Abstract

The introduction to this collection proposes a new literary history of the Anglophone southern hemisphere in the long nineteenth century. Drawing on the methodologies of ‘worlding’, southern theory, hemispheric analysis, and Indigenous studies, it rethinks the conceptual paradigms, periodisations, and canons of the nineteenth-century ‘British world’ by focusing on southern cultural perspectives in multiple regional centres from Cape Town to the Pacific Islands. Adopting a perspective that Isabel Hofmeyr has called a ‘southern latitude’, it argues for the importance of considering the shared and interconnected histories of imperialism, colonialism, and structural inequality that shape the literatures and experiences of the peoples of the southern colonies, deprioritising Eurocentric orientations and identities in favour of southern viewpoints and south–south relations across a complex of oceanic and terracentric spaces.
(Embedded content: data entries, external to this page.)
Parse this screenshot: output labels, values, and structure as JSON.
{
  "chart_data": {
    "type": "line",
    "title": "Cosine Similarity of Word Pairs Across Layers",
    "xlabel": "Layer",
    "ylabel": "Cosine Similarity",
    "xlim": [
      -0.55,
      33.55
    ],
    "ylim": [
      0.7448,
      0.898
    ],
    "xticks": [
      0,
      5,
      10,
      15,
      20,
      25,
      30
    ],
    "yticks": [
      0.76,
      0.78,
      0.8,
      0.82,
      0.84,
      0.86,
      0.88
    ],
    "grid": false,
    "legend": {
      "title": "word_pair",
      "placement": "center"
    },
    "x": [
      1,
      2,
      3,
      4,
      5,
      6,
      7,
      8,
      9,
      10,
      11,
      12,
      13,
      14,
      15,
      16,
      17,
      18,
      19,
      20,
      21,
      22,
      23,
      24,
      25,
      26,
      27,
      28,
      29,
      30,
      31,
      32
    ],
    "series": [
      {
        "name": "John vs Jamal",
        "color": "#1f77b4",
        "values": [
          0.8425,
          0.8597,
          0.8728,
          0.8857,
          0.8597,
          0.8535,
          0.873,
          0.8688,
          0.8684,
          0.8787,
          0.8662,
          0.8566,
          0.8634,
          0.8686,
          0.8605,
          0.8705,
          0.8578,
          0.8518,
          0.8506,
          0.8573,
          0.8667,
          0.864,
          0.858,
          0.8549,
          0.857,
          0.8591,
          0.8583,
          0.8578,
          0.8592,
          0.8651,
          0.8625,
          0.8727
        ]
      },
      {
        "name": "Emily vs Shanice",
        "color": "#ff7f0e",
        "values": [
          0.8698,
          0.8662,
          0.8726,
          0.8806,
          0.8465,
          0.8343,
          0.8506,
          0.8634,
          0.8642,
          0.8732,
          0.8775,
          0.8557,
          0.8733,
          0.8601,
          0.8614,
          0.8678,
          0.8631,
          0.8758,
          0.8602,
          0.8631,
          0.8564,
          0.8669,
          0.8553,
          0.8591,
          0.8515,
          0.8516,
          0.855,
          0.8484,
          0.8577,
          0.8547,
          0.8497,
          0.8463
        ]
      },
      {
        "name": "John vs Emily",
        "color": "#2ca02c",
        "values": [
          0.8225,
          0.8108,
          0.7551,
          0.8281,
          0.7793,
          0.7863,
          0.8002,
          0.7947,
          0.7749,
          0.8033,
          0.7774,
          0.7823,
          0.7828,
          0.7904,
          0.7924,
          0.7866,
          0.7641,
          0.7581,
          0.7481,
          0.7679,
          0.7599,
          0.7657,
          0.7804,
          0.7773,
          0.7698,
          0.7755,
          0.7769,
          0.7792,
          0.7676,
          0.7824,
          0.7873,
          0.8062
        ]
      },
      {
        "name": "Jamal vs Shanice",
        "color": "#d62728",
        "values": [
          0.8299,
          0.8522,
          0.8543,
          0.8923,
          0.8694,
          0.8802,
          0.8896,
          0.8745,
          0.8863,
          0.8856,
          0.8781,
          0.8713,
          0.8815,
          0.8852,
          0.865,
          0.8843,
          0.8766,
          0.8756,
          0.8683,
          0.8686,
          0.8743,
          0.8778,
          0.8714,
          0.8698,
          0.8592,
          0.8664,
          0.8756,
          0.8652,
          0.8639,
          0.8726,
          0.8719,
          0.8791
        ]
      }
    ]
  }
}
Considering each of the chapters within the collection as part of a related unit of literary and cultural analysis, its aim is to produce a more inclusive literary model of the nineteenth century that takes into account southern histories of cultural estrangement and marginalisation and draws its proof-texts from so-called ‘minor’ and ‘minority’ writers, as well as identifying shared thematic concerns, literary forms and tropes, and aesthetic and stylistic practices that are distinctive to the region.